The film is a clear example of the fake nostalgia conveyred period dramas – British filmmaker Ken Loach explains this concept very well here. The film is based on a true story: Seretse (David Oyelowo) and Ruth (Rosamund Pike) first met in a jazz club in London in 1947, in which black and white people apparently danced in harmony – Seretse was studying in the British capital. Jazz had became very popular in London due to an earlier influx of Caribbean jazz musicians in 1930s. Still, though, in the 1940s, in particular in London, signs were known to appear in the windows of bed and breakfasts and lodging houses reading ‘No Blacks, No Dogs, No Irish’. Black workers arriving in Britain in the 1940s very often faced discrimination and ‘colour bars’ preventing them from entering pubs and clubs. All of this is featured in the movie.
The director Amma Asante said during the London Film Festival last month: “it was very important that there is a balance between romance and political background”. Nonetheless, the feeling of love and romance prevails over the political charge. The couple ignored the opposition of friends and family and married in a very small wedding ceremony. Ruth followed her heart and thought she would be welcomed by her husband’s relatives in Africa. When the set moves to the tropics, the colour-saturated heat of Botswana is emphasised in the cinematography and in design. The yellow and red colours warm the couple’s nest, indicating that love conquers everything. In reality, though, she would spend months alone in Africa, even during her pregnancy, because Seretse Khama was detained in Britain during an international diplomatic crisis that only ended in 1956.

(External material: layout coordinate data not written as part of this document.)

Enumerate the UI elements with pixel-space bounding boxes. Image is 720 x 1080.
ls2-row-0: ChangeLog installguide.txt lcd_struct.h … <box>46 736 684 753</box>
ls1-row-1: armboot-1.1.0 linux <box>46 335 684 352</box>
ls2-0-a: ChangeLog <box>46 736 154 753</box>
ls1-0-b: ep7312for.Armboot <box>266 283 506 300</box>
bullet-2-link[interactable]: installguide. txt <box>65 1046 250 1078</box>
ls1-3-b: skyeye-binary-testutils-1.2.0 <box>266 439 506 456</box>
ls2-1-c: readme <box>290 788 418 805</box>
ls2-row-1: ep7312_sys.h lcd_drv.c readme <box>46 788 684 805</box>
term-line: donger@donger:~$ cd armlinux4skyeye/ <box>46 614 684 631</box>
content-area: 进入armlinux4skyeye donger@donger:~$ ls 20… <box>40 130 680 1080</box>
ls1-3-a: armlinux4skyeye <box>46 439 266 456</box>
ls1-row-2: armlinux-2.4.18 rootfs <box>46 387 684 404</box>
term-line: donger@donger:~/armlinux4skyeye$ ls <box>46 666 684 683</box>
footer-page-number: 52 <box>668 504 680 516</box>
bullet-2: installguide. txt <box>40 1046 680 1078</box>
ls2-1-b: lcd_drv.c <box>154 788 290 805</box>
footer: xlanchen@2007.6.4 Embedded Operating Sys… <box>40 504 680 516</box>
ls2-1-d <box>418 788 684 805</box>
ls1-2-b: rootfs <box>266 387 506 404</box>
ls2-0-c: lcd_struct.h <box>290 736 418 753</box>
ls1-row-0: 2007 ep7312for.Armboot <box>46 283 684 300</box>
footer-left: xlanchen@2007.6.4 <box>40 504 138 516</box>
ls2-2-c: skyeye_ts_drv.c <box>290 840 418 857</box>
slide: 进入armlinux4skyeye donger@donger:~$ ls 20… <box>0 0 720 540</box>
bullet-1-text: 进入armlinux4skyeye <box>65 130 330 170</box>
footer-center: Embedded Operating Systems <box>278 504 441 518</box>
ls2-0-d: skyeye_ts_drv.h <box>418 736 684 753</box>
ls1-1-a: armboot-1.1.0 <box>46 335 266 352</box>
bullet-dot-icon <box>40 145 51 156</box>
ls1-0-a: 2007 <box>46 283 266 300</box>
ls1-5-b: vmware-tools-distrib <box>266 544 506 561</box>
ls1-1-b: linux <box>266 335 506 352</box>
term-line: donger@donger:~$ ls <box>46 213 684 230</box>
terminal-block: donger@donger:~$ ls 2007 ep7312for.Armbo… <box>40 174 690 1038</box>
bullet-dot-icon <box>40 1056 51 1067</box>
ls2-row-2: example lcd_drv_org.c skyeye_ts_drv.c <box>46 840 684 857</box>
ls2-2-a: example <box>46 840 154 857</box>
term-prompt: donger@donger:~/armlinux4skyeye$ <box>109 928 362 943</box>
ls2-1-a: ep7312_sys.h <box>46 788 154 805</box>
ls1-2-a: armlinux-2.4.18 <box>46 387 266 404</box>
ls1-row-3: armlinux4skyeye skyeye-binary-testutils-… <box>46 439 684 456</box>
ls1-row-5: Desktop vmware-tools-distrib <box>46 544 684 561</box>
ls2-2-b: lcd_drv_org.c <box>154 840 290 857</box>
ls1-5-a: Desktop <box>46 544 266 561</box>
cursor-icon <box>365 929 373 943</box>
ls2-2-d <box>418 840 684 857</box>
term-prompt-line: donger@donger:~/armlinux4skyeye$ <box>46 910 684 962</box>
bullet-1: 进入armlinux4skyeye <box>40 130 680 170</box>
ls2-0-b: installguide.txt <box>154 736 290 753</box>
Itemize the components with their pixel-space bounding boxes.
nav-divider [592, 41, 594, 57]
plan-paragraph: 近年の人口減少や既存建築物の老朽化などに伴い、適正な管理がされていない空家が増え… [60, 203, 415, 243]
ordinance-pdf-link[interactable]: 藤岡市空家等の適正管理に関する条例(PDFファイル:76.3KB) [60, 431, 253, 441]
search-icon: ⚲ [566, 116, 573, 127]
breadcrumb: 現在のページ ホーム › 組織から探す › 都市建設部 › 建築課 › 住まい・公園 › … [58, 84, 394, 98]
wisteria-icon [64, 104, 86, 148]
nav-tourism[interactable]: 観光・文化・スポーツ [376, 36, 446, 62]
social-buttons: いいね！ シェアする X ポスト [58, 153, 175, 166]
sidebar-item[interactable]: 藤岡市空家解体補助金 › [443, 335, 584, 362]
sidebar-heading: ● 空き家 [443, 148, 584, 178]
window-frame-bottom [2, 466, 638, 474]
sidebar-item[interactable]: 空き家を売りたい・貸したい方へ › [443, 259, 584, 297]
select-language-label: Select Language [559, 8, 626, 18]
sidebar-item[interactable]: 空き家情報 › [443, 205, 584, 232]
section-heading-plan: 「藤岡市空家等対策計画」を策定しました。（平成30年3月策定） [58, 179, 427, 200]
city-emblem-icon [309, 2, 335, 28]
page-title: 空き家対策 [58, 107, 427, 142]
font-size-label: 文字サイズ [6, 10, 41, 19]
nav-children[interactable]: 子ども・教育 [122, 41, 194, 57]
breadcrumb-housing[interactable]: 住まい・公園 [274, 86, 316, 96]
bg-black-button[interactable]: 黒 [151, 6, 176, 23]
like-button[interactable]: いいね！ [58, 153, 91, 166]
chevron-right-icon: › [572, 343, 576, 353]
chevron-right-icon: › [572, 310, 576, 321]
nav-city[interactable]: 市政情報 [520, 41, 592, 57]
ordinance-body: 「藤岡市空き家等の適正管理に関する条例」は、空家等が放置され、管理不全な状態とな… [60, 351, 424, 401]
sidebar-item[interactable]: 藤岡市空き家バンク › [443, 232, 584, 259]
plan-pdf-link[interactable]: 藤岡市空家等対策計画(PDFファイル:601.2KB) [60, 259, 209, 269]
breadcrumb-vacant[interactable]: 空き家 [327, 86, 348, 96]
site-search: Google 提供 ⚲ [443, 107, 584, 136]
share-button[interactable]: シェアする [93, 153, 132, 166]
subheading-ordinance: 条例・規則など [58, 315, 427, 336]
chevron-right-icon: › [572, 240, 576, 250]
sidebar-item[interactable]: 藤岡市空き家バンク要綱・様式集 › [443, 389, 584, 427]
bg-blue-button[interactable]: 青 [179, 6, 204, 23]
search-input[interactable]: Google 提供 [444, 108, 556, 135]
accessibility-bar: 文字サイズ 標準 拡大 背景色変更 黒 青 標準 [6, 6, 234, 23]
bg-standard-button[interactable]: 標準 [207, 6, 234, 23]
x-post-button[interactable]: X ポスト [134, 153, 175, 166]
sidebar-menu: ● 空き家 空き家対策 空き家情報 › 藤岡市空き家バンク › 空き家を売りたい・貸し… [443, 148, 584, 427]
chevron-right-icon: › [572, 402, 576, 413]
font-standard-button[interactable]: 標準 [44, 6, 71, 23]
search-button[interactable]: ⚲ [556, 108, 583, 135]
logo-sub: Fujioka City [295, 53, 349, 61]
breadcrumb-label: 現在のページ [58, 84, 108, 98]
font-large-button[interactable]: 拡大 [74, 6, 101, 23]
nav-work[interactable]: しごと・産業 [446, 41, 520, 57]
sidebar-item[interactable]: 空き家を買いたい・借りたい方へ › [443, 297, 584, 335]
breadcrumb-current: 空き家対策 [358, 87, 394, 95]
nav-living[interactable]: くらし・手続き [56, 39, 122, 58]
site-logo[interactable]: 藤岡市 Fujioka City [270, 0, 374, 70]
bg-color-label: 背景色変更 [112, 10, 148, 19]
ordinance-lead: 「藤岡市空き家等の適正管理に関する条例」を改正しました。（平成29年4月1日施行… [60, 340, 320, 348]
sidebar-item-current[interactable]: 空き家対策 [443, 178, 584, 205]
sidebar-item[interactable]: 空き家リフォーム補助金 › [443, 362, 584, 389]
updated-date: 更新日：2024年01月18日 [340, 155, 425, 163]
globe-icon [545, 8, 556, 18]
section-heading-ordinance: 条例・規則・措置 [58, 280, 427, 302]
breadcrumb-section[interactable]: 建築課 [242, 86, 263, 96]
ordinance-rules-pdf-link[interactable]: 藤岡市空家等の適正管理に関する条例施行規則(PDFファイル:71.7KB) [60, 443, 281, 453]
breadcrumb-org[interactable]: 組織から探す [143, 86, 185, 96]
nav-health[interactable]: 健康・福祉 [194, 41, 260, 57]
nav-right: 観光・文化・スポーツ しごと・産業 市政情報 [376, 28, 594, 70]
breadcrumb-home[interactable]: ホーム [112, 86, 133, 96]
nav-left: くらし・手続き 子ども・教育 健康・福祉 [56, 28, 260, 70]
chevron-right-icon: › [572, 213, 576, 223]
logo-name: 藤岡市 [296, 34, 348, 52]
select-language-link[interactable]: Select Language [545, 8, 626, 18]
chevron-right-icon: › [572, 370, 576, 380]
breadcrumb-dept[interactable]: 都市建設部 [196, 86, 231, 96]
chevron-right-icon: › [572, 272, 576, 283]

Winston Churchill signed a document demandind that Seretse stays in Britain, but we never see Churchill in the film. Perhaps the fake nostalgia feeling prohibits Churchill to be depicted in a negative context. Instead, we see diplomats donning immaculate white linen suits somehow immune to dust, dirt and human perspiration. Tom Felton, who plays the district commissioner to Bechuanaland Rufus Lancaster, referring to his character and other British officials in the protectorade, explains that “those individuals are not villains at all”. British people are nice guys, even when they are exercising colonialism.
The most reactionary aspect of the movie is perhaps in the outcome, when the subliminal Imperialistic message surfaces. Seretse signs an agreement with the British authorities, giving him the right to lead his country in exchange for the right to explore diamond mining. That’s how Seretse became the Prime Minister of Botswana. In other words, black leadership is only possible if the government chief is willing surrender to British interests. This is not the role model for black leadership, diversity and equal rights that African people need to see.
On the positive side, at least A United Kingdom tells a story previously untold in cinema and looks into the little-known history of Botswana, an achievement per se. Hopefully it will generate renewed interest in themes, from a less romanticised and colonial gaze.
The film is out in the UK on November 25th; get ready to be inundated with heavy publicity for the next few weeks.